When Scriven arrived, Penev burst from the bathroom door and attempted to assault the officer, Swanson said.
“Mr. Penev chased Officer Scriven out of the residence, across the yard and down the adjacent property’s driveway before Officer Scriven was left with no choice but to fire his weapon. When he fired the first two shots, Mr. Penev was just feet away, knife still in hand," Swanson said. "Mr. Penev stumbled, but continued to chase the officer, who fired two more shots as Mr. Penev continued to advance. The encounter then ended.”
Swanson added that "Nothing in our investigation suggests that [Penev's] actions that day were consistent with his character. By all accounts, Mr. Penev was a well-liked young man. He had caring parents. He worked for his family business."
Swanson said toxicology reports showed Penev had cocaine, LSD and other narcotics in his system. An examination revealed numerous minor and major force injuries to Penev's head, neck, chest and upper body, injuries that would have proven fatal absent the shooting, officials said.
“The incident that day highlights the unexpected dangers police officers regularly confront," Swanson said. "It highlights how a routine call can turn into something far more serious in an instant.”
Swanson said the footage of the incident secured from Scriven's body camera was vital in helping exonerate the officer.
“The body camera footage that he was wearing that day captured 95 percent of what happened,” he said.
He said the shooting was investigated by his office, with assistance from Fredonia Police and the Chautauqua County Sheriff's Office, including interviews with more than 20 witnesses – among them Scriven, other police personnel, emergency responders, medical examiners and civilians before authorities determined that Scriven was not liable in Penev's death.

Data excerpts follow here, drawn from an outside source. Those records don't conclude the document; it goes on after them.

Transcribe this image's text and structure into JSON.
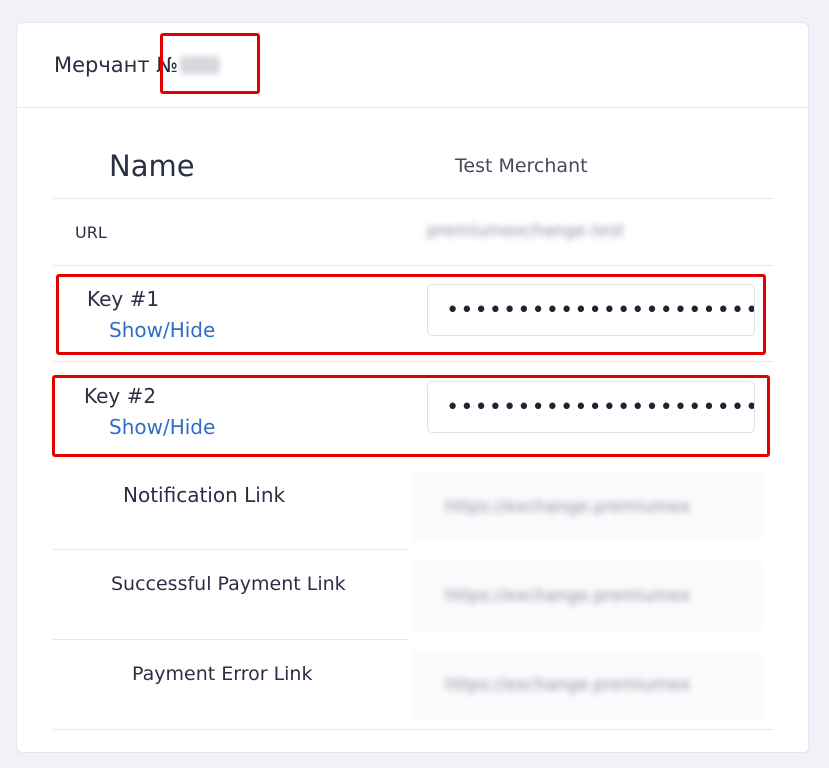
{
  "header": {
    "title": "Мерчант №"
  },
  "rows": {
    "name": {
      "label": "Name",
      "value": "Test Merchant"
    },
    "url": {
      "label": "URL",
      "value": "premiumexchange.test"
    },
    "key1": {
      "label": "Key #1",
      "toggle": "Show/Hide",
      "value": "••••••••••••••••••••••••••"
    },
    "key2": {
      "label": "Key #2",
      "toggle": "Show/Hide",
      "value": "••••••••••••••••••••••••••"
    },
    "notification": {
      "label": "Notification Link",
      "value": "https://exchange.premiumex"
    },
    "success": {
      "label": "Successful Payment Link",
      "value": "https://exchange.premiumex"
    },
    "error": {
      "label": "Payment Error Link",
      "value": "https://exchange.premiumex"
    }
  },
  "colors": {
    "accent_link": "#2f6fc4",
    "highlight_red": "#e00000",
    "background": "#f0f2f7"
  }
}
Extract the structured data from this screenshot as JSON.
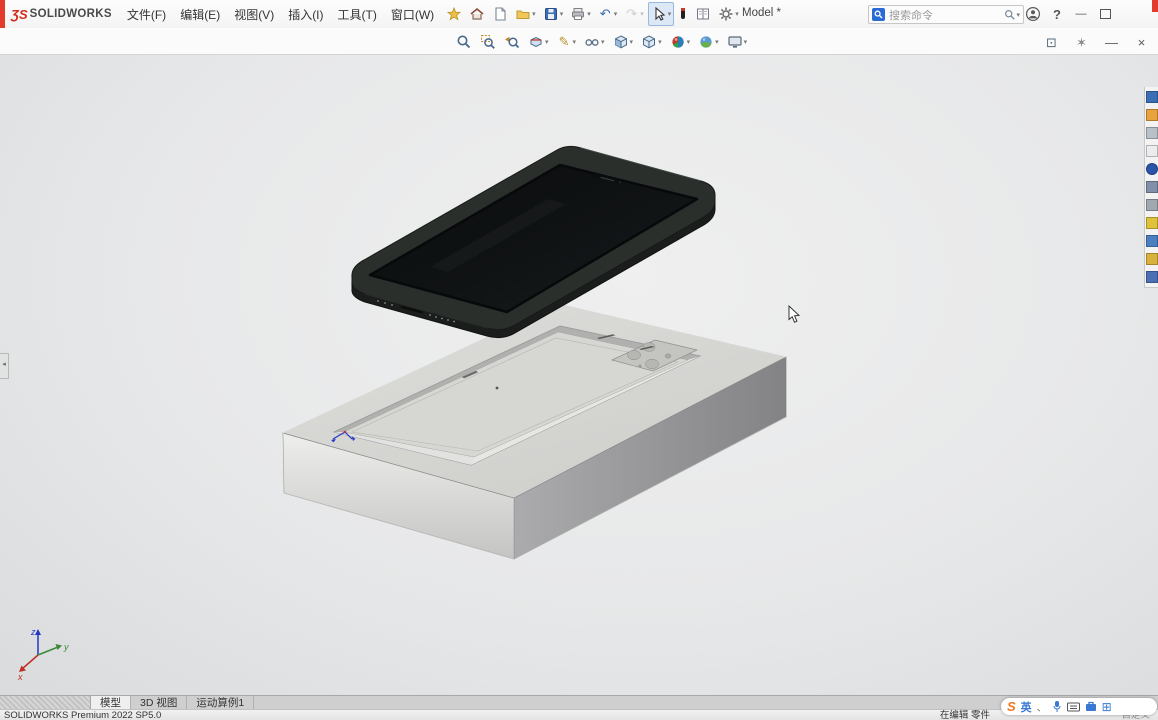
{
  "window": {
    "brand_mark": "ƷS",
    "brand": "SOLIDWORKS",
    "title": "Model *",
    "search_placeholder": "搜索命令",
    "help_label": "?",
    "minimize_glyph": "—"
  },
  "menus": {
    "items": [
      "文件(F)",
      "编辑(E)",
      "视图(V)",
      "插入(I)",
      "工具(T)",
      "窗口(W)"
    ]
  },
  "toolbar_main": {
    "icons": [
      {
        "name": "pin-toolbar-icon",
        "kind": "star"
      },
      {
        "name": "home-icon",
        "kind": "home"
      },
      {
        "name": "new-document-icon",
        "kind": "doc"
      },
      {
        "name": "open-document-icon",
        "kind": "folder",
        "dropdown": true
      },
      {
        "name": "save-icon",
        "kind": "save",
        "dropdown": true
      },
      {
        "name": "print-icon",
        "kind": "print",
        "dropdown": true
      },
      {
        "name": "undo-icon",
        "kind": "glyph",
        "glyph": "↶",
        "color": "#3a6db2",
        "dropdown": true
      },
      {
        "name": "redo-icon",
        "kind": "glyph",
        "glyph": "↷",
        "color": "#9a9a9a",
        "dropdown": true,
        "disabled": true
      },
      {
        "name": "select-cursor-icon",
        "kind": "cursor",
        "dropdown": true,
        "selected": true
      },
      {
        "name": "touch-pen-icon",
        "kind": "pen"
      },
      {
        "name": "report-icon",
        "kind": "book"
      },
      {
        "name": "options-gear-icon",
        "kind": "gear",
        "dropdown": true
      }
    ]
  },
  "toolbar_view": {
    "icons": [
      {
        "name": "zoom-fit-icon",
        "kind": "mag"
      },
      {
        "name": "zoom-area-icon",
        "kind": "magarea"
      },
      {
        "name": "previous-view-icon",
        "kind": "magprev"
      },
      {
        "name": "section-view-icon",
        "kind": "section",
        "dropdown": true
      },
      {
        "name": "sketch-pencil-icon",
        "kind": "glyph",
        "glyph": "✎",
        "color": "#b8912a",
        "dropdown": true
      },
      {
        "name": "hide-show-items-icon",
        "kind": "glasses",
        "dropdown": true
      },
      {
        "name": "display-style-icon",
        "kind": "cube2",
        "dropdown": true
      },
      {
        "name": "view-orientation-icon",
        "kind": "cube",
        "dropdown": true
      },
      {
        "name": "edit-appearance-icon",
        "kind": "ball",
        "dropdown": true
      },
      {
        "name": "apply-scene-icon",
        "kind": "ball2",
        "dropdown": true
      },
      {
        "name": "view-settings-icon",
        "kind": "monitor",
        "dropdown": true
      }
    ]
  },
  "doc_controls": {
    "icons": [
      {
        "name": "expand-pane-icon",
        "kind": "glyph",
        "glyph": "⊡",
        "color": "#5a6a7a"
      },
      {
        "name": "pin-pane-icon",
        "kind": "glyph",
        "glyph": "✶",
        "color": "#8a8a8a"
      },
      {
        "name": "minimize-doc-icon",
        "kind": "glyph",
        "glyph": "—",
        "color": "#5a5a5a"
      },
      {
        "name": "close-doc-icon",
        "kind": "glyph",
        "glyph": "×",
        "color": "#5a5a5a"
      }
    ]
  },
  "taskpane": {
    "icons": [
      {
        "name": "taskpane-resources-icon",
        "color": "#3a6fb5",
        "shape": "square"
      },
      {
        "name": "taskpane-design-library-icon",
        "color": "#e8a33c",
        "shape": "square"
      },
      {
        "name": "taskpane-file-explorer-icon",
        "color": "#b8c0c8",
        "shape": "square"
      },
      {
        "name": "taskpane-view-palette-icon",
        "color": "#ececec",
        "shape": "square"
      },
      {
        "name": "taskpane-appearances-icon",
        "color": "#2a55a8",
        "shape": "circle"
      },
      {
        "name": "taskpane-properties-icon",
        "color": "#8090a8",
        "shape": "square"
      },
      {
        "name": "taskpane-forum-icon",
        "color": "#a0a8b0",
        "shape": "square"
      },
      {
        "name": "taskpane-yellow-icon",
        "color": "#e0c23a",
        "shape": "square"
      },
      {
        "name": "taskpane-blue-icon",
        "color": "#4a7fc0",
        "shape": "square"
      },
      {
        "name": "taskpane-split-icon",
        "color": "#d8b23c",
        "shape": "square"
      },
      {
        "name": "taskpane-grid-icon",
        "color": "#4a6fb5",
        "shape": "square"
      }
    ]
  },
  "viewport": {
    "triad": {
      "x_label": "x",
      "y_label": "y",
      "z_label": "z"
    }
  },
  "tabs": {
    "items": [
      {
        "label": "模型",
        "active": true
      },
      {
        "label": "3D 视图",
        "active": false
      },
      {
        "label": "运动算例1",
        "active": false
      }
    ]
  },
  "statusbar": {
    "product": "SOLIDWORKS Premium 2022 SP5.0",
    "editing": "在编辑 零件",
    "customize": "自定义"
  },
  "ime": {
    "logo": "S",
    "lang": "英",
    "punct": "、",
    "grid": "⊞"
  }
}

"My ethical obligations prohibit me from laying charges where there is no probable cause to support them. There is no evidence to support any charges against Officer Scriven," Swanson said. "His actions were both lawful and appropriate. We are closing this case."
Information uncovered during the investigation led to the arrest Friday of a SUNY Fredonia College student, Amanda Bridges, of Erie County, who is accused of supplying narcotics to Penev.
Swanson said Bridges was charged with the criminal sale of a controlled substance and criminal possession of a controlled substance with intent to sell.
Fredonia Police Chief Bradley C. Meyers said the LSD found in Penev's system is a narcotic that Fredonia police officers do not confront as often as crystal meth and heroin. Meyers said that the drug house from which the narcotics came that were allegedly sold to Penev was not on the radar of Fredonia police. "This particular house was not on our radar as a house that was selling drugs on a regular basis," Meyers said.
Swanson said Penev's family was aware of the details in the district attorney's report. "I wanted to keep them abreast of our progress throughout this," Swanson said.
In an interview with The Buffalo News a couple of weeks after the shooting, Penev's father, Pete of Cowlesville in Wyoming County, described his son as "just a guy who needed medical help," and offered the view at the time that the police may have overreacted.